Safeguarding Focus Groups

Sounds of Safety

The Sounds of Safety focus groups are an innovative approach to running focus groups to include verbal and non-verbal participants. The process gives you a written report based on the ideas and experiences of all participants. This report should enable you to align the needs and aspirations of the services users, their families, the staff, managers and owners or trustees, bringing an authentic shared vision to the organisation.

The focus groups use a model based on the 'Signs of Safety' model developed for working with children. The model Signs of Safety has three pictures of Houses, the House of Good things, the House of Worries and the House of Dreams. In our Sounds of Safety approach we focus on one image of one house. Participants are asked to think, speak, sing, dance or act their responses to the good; to the worries; and to the dreams of their house, as a community. Those who can are asked to put the ideas down on paper by drawing pictures or most often by writing down the ideas of the group.

The focus groups are led by music therapists Alistair Clarkson and Meta Killick. The participants include all members of the organisation and family members. The music therapists create a context in which ideas as words, actions or sounds could be felt, expressed and thought about. In addition, the therapists guided the participants through a process in which our What Good Looks Like tool is explored.

What Good Looks Like

What Good Looks Like is a development of the Early Indicators of Concern, identified by Dr Peter Oakes and David Marsland, from the University of Hull, in response to the concerns which came to light following the events at Winterbourne View.
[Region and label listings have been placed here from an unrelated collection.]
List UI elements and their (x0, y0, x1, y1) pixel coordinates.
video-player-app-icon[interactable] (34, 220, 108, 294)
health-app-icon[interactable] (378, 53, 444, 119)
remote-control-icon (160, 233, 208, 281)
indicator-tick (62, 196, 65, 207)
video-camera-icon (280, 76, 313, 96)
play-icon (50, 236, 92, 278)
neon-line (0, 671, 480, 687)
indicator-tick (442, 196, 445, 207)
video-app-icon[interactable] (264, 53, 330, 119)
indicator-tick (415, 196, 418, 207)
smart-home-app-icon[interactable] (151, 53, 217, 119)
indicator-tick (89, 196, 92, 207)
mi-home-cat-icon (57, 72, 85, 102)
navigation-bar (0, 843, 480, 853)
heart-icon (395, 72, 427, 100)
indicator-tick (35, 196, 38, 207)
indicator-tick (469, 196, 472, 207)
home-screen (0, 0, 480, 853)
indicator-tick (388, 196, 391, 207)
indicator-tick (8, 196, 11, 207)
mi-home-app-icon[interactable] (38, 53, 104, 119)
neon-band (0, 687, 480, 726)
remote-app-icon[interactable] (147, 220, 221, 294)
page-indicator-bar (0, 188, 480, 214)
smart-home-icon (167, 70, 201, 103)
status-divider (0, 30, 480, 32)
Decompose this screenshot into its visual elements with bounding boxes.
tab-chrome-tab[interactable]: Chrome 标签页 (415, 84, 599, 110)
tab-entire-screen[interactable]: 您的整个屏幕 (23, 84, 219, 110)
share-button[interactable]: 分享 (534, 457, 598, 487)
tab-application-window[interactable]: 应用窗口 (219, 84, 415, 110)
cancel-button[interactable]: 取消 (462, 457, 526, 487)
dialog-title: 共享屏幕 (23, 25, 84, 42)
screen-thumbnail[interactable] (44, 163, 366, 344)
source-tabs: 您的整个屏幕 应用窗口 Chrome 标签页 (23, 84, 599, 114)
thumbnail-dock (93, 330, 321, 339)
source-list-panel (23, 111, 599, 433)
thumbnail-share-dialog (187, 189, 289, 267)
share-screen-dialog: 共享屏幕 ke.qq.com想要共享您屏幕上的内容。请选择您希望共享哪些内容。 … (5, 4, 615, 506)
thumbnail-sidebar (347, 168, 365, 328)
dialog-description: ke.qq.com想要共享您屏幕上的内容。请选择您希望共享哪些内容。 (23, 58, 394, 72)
What Good Looks Like is a unique strengths-based analysis of residential living, supported living and nursing homes developed within the Making Safeguarding Personal project in Sutton.

The Focus Group

The focus group looks at each of six areas identified in the What Good Looks Like assessment tool. The model can also be adapted for hospital and educational settings.

The Six Areas:

  1. Service Users Wellbeing - What is our home for?

  2. Staff Skills - What makes me feel good in this home? (Question to residents)

  3. Service Planning - What is good about working in this home? (Question to staff)

  4. Management and Leadership - What's good about our managers?

  5. Quality of Care and the Environment - What's good about how we are looked after?

  6. External Agencies Involvement - Who comes to help us? Who do we go to see to help us?

These six areas, as questions, are placed on a simple picture of a house as six rooms. Each of the six areas are used as stimulus for discussion and expression. Our Sounds of Safety approach encourages appreciation and valuing of what is positive in the organisation, the clear stating of any problems and then the collective building of a vision for a positive future.

Your Plans?

The best way to predict the future is to create it for yourself. With dreams which are about building on your strengths, delivering the future of your dreams should feel easy. It is not necessary to do anything new.

What is important is to acknowledge what your strengths are and purposefully grow these. When designing a plan for the dream future of any organisation the top strengths are where it is most effective to grow from. Focusing on these areas when drafting your mission statement or creating your business plan is the outcome from the focus group.